The figure was 10% lower than the same period the previous year and in line with the quarterly average of 2010, the Council of Mortgage Lenders (CML) said.

However, the number of householders getting behind on mortgage payments has fallen slightly since December.

The CML warned that households would be financially stretched for some time.

The group has predicted that a total of 40,000 people will lose their homes this year, up from 36,300 in 2010.

Missing payments

Repossessions were at a relatively low level at the end of 2010, but the latest quarterly figures show the first three-month on three-month rise since the third quarter of 2009.

But while more homes were repossessed, arrears levels fell during the same period.

At the end of March, the number of mortgages with arrears equivalent to 2.5% or more of the outstanding balance stood at 166,900, which was 1.47% of all loans.

This was less than the 170,000, or 1.5%, of loans in arrears at the end of December 2010, and 11% lower than the 187,300 home loans in arrears, 1.65% of loans, a year earlier.

Michael Coogan, CML director general, said that lenders were giving householders the chance to get back on track with mortgage payments, rather than repossessing homes quickly.

However, a squeeze on incomes could make things more difficult for homeowners.

"Looking ahead, the financial position of many households is likely to be stretched for some while, and some will inevitably find themselves in difficulty," Mr Coogan said.

"Lenders have a range of options to nurse borrowers through temporary problems."

He added that the regulator of the mortgage market had alerted lenders to the fact that being too generous with borrowers getting behind on payments could cause problems, as could repossessing homes quickly without giving householders the chance to overcome difficulties.

Interest rates

Commentators have been debating if and when the Bank rate might rise from its record low of 0.5%.

Image caption Some people are finding it tough to sell their homes when they need to, advisers say

This would have an impact on the costs of mortgages. However, a rate rise of a quarter percentage point, taking the Bank rate to 0.75%, would not push a host of homebuyers into arrears, a CML spokeswoman said.

Despite this, falling house prices and inactivity in the market could cause problems for some families facing financial difficulties, one adviser said.

"The continued decline of house prices since March 2010 means that there is an ever-increasing stock of houses appearing on a stagnant housing market. Therefore, for individuals in debt and with arrears, selling their property quickly is far from certain," said Bev Budsworth, managing director of The Debt Advisor.

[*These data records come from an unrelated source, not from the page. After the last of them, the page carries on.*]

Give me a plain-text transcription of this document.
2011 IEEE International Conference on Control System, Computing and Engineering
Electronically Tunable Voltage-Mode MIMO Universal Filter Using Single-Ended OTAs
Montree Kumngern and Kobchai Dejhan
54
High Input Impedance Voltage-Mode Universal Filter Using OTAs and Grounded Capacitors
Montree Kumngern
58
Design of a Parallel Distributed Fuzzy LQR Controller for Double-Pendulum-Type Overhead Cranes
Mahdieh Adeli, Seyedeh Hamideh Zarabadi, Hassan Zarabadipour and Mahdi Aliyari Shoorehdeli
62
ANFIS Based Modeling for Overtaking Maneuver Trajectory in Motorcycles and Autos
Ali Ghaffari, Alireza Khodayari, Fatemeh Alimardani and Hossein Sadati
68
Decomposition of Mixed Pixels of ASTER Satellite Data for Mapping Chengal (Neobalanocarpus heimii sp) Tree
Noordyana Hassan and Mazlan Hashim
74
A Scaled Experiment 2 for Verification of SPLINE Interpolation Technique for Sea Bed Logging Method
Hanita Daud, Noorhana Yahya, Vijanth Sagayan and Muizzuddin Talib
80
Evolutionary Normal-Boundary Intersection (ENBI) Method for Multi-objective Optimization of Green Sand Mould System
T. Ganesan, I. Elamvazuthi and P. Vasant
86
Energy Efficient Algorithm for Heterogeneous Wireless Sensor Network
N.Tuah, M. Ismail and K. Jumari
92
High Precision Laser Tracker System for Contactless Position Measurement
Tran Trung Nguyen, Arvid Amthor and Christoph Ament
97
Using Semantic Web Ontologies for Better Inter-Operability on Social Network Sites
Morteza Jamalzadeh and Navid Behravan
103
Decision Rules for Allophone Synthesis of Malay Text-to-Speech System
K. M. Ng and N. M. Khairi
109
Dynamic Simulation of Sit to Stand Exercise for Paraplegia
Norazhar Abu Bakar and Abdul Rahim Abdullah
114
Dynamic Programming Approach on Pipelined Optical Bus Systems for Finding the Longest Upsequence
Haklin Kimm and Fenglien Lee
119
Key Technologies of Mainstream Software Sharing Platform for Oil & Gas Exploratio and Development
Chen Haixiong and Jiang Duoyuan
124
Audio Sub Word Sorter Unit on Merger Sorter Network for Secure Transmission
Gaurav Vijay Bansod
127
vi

Other figures published on Thursday by the Ministry of Justice showed that the number of households in the early stages of the repossession process had remained relatively stable.

Repossession claims issued in courts in England and Wales rose for the third consecutive quarter during the first three months of 2011 to 20,034, on a seasonally-adjusted basis. This was 3% higher than for the previous quarter and 8% higher than during the same period the previous year.

These led to 14,568 repossession orders being made, unchanged from the previous quarter and 2% up on a year earlier. Around 48% of the orders were suspended.

The north-east and north-west of England had both the highest number and ratio of repossession claims during the first three months of the year.